Perkuliahanya beralih ke madrasah-madrasah dan lembaga-lembaga kuliah setingkat
universitas, yang jumlahnya hingga mencapai 25 di Kairo.[4]
Seperti madrasah Al- Nasriyah tahun 566 H yang terletak di samping masjid Amr bin
Ash, madrasah Qomhiyah tahun 566 H yang khusus mengajar fiqih madzab Maliki,
madrasah Salahiyah tahun 572 M yang terletak di samping masjid Imam Syafi’i.
3) Masa Dinasti Mamalik
Pada masa
ini terjadi sebuah serbuan besar-besaran dari bangsa mongol ke timur dan
jatuhnya Islam di barat, sehingga menyebabkan banyak ulama dan ilmuan muslim
mencari perlindungan ke Al-Azhar. Hal ini menyebabkan posisi Al-Azhar menjadi
penting. Sejak saat itu banyak pelajar dan negara Islam yang tertarik menjadi
mahasiswa dan belajar di Al-Azhar. Tidak mengherankan bahwa kurun waktu ini
digambarkan oleh para ahli ketimuran (orientalis) sebagai zaman keemasan
dalam sejarah Al-Azhar.[5]
Padahal
sejak satu abad Al-Azhar ditutup, yaitu pada masa Sholahudin Al-Ayyubi. Pada
tahun 665 H seorang amir mengajukan kepada Sultan Al-Zhahir Baibars untuk
membuka kembali Al-Azhar sebagai tempat ibadah dan tempat pendidikan. Ternyata
usulan tersebut diterima dan disambut baik oleh Baibars. Sedangkan pendanaanya
dibiayai oleh Amir dan penguasa yang memberikan bantuan secara ikhlas.
Sejak
itulah banyak ulama yang datang untuk belajar dan mengajar seperti Ibnu Kholdun
(784H / 1382M), Ibnu Hajar Al-Atsqolani (w 808H / 1406M) Taqiya Al-Din Al-Maqrizi
(w.845H / 1441M), Jalaludin Al-Suyuti (922H / 1505M).[6]
Pada masa
dinasti ini, dilakukan proyek renovasi besar-besaran pada komplek masjid Al-Azhar,
diantaranya untuk membangun paviliun sebagai tempat penginapan bagi para
pelajar. Penginapan itu sendiri diberikan untuk jangka waktu empat bulan bagi
para pelajar. Setiap distrik di Mesir dan negeri-negeri Islam lainya mendapat
jatah penginapan di paviliun tersebut.
Tatkala Mesir
kehilangan kemerdekaan tahun 922 H/1517 M oleh Turki Usmani mundurlah pendidikan
dan pengajaran di Al-Azhar khususnya dan di madrasah lainya. Pada masa itu
ilmu-ilmu yang diajarkan di Al-Azhar hanya ilmu agama dan bahasa arab saja.

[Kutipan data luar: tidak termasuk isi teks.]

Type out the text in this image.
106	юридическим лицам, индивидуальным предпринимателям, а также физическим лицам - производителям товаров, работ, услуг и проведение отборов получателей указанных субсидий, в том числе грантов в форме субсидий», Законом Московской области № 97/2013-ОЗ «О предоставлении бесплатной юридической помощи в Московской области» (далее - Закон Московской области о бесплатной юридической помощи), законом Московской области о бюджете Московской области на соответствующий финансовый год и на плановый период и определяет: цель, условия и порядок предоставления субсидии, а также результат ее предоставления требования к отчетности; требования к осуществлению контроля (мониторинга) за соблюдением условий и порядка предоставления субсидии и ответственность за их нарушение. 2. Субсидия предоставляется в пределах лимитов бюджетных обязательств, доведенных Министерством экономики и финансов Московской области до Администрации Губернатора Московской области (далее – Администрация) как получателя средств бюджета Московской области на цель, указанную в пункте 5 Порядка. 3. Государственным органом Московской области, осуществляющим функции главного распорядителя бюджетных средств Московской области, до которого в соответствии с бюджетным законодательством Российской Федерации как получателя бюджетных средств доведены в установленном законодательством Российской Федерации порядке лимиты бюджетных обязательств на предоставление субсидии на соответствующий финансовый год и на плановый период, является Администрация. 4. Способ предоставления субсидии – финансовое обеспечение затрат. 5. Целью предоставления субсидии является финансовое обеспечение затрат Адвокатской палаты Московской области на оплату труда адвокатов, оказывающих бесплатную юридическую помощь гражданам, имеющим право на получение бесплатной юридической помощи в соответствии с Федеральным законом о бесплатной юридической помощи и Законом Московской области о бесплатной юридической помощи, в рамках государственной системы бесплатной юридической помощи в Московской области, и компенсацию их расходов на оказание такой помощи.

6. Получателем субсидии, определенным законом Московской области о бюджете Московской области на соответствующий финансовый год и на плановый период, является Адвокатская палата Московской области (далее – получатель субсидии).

Sedangkan ilmu-ilmu aqliyah seperti filsafat , ilmu pasti, ilmu bumi dn
sebagainnya dianggap haram hukumnya.[7]
Kendati demikian tidak dapat diartikan
tidak ada seorangpun yang belajar dan mengajarkan ilmu aqliyah tetapi dengan
kemaun sendiri seperti Syaikh Abdul Mun’im Damanhuri dimana ijazahnya
disebutkan ilmu yang telah dipelajarinya meliputi ilmu al-jabar, ilmu falak,
ilmu kesehatan dan lain sebagainya. Hal ini membuktikan ilmu aqliyah tidak 100%
lenyap di Al-Azhar.
C. Aktivitas
Pendidikan di Al-Azhar
Pada
mulanya pengajaran di Al-Azhar sama dengan institusi pendidikan lainya yaitu
sistem berhalaqoh (melingkar); seorang pelajar bebas memilih guru dan pindah
sesuai dengan kemauanya. Umunya guru atau syaikh yang mengajar itu duduk
bersama para pelajar, tetapi guru kadang-kadang duduk di kursi ketika
menerangkan kitab yang diajarkan. Di samping itu metode diskusi sangat dikembangkna
sebagai metode dalam pembelajaran antar pelajar, seorang guru hanyan berperan
sebagai fasilitator dan memberikan penajaman dari materi yang didiskusikan.
Kurikulum yang dipakai pada mulanya fiqih dan al-qur’an dan ilmu agama lainnya.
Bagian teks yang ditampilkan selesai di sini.